What: Nightfall concert series featuring Deer Tick.
When: 8 tonight; Behold the Brave opens at 7 p.m.
Where: Miller Plaza, corner of M.L. King Boulevard, Market and Cherry streets.
Venue website: www.nightfallchattanooga.com.
Behold the Brave is a local indie rock quartet from Ooltewah consisting oyton Davis, Zack Randolph, Joel Parks and Jeremiah Thompson. For more information, view the band's Facebook profilie at facebook.com/beholdthebrave
From Saskatchewan to California, Chattanooga to London and dozens more dates in between, Deer Tick's summer tour is a real globetrotter.
Given a wide-ranging sound that stretches from poppy ballads to punky anthems, the Rhode Island-based indie quintet's expansive schedule is a case of life imitating art.
Although Deer Tick often is tossed cavalierly into the same alt-folk basket as groups such as Iron & Wine and Neutral Milk Hotel, guitarist Ian O'Neil said the band's members were most strongly influenced by the building block genres of American rock.
"Country/blues or rockabilly or punk or whatever ... that's the kind of music that we all like," he said. "As far as our influences and the closest thing we have to a genre, that's where we lie."
Deer Tick was founded in 2004 in Providence, R.I., by lead singer John McCauley. O'Neil joined the band about three years ago just before the release of its third studio album, "Black Dirt Sessions."
At the time, he was in between groups, and one of the primary attractions to Deer Tick, he said, was the band's then-limited touring schedule. In recent years, however, the quartet's increasing popularity has kept it on a constant touring circuit of the U.S. and Europe with dates alongside artists such as Neko Case, Dawes and Rilo Kiley vocalist Jenny Lewis.

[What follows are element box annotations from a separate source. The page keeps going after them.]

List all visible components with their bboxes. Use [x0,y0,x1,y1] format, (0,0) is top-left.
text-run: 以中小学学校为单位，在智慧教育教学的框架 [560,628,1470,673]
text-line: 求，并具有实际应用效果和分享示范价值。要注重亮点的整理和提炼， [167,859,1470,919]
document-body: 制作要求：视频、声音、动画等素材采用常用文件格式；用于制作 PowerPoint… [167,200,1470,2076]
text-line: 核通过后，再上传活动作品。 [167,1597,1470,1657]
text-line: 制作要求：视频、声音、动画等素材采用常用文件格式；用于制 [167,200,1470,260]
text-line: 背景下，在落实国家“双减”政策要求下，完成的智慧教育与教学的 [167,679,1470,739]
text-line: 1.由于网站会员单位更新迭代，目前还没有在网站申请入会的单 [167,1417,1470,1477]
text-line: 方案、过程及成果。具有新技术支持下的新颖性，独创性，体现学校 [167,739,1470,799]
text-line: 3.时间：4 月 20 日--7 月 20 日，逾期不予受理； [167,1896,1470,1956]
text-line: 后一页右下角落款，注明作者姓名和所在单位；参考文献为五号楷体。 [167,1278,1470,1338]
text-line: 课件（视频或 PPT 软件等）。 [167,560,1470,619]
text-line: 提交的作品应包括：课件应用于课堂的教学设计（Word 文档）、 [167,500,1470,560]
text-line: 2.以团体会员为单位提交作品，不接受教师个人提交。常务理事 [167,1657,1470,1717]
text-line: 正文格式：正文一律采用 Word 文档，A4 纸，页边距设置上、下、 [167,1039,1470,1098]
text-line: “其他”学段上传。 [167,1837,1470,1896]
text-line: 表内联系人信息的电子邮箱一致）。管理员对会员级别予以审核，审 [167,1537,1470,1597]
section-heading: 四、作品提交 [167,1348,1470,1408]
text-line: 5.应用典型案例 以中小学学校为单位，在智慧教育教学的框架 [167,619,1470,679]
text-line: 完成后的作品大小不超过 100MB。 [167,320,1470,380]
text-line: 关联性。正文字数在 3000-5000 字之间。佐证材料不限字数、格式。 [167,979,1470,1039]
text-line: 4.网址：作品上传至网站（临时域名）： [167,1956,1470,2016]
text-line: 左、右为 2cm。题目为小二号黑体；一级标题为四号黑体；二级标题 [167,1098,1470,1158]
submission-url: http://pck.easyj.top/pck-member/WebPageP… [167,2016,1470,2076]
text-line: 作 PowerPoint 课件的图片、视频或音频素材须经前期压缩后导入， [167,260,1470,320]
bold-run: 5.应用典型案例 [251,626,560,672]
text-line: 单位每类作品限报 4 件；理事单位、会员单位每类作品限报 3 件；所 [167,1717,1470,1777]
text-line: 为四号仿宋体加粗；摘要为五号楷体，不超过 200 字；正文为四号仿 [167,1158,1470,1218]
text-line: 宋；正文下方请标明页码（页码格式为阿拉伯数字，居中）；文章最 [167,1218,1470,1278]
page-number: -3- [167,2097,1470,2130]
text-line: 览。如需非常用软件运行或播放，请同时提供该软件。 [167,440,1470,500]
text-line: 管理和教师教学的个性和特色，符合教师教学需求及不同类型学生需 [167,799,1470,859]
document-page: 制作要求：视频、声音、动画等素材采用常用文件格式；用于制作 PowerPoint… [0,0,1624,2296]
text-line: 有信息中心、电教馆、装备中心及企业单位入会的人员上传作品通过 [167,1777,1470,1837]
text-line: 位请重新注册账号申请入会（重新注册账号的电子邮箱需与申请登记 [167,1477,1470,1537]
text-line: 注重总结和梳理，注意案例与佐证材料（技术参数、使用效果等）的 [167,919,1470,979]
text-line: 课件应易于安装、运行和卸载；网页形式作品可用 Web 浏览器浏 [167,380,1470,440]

Tonight, Deer Tick will take the stage at Miller Plaza as this week's Nightfall headliner.
Last year, the members of the band decided to address years of being mislabeled by critics and the increasing gap between the intensity of their live shows and the more laid-back sound of their recordings.
The result of that effort was the group's fourth studio album, "Divine Providence," which featured a rambunctiously intense lo-fi sound that was in stark contrast to previous releases.
"Divine Providence" and "Tim," its 2012 follow-up, will be featured alongside back-catalog material during the set tonight.
O'Neil said the group began working earlier this year on a follow-up that yet again will shift the sound in new directions, but the most-recent releases were a statement he's glad they made.
"That's the record we set out to make, and I'm really happy we made it," he said. "I think it needed to happen just to bring something right up in our audience's face and clear the slate, you know? We felt like we were fighting for something."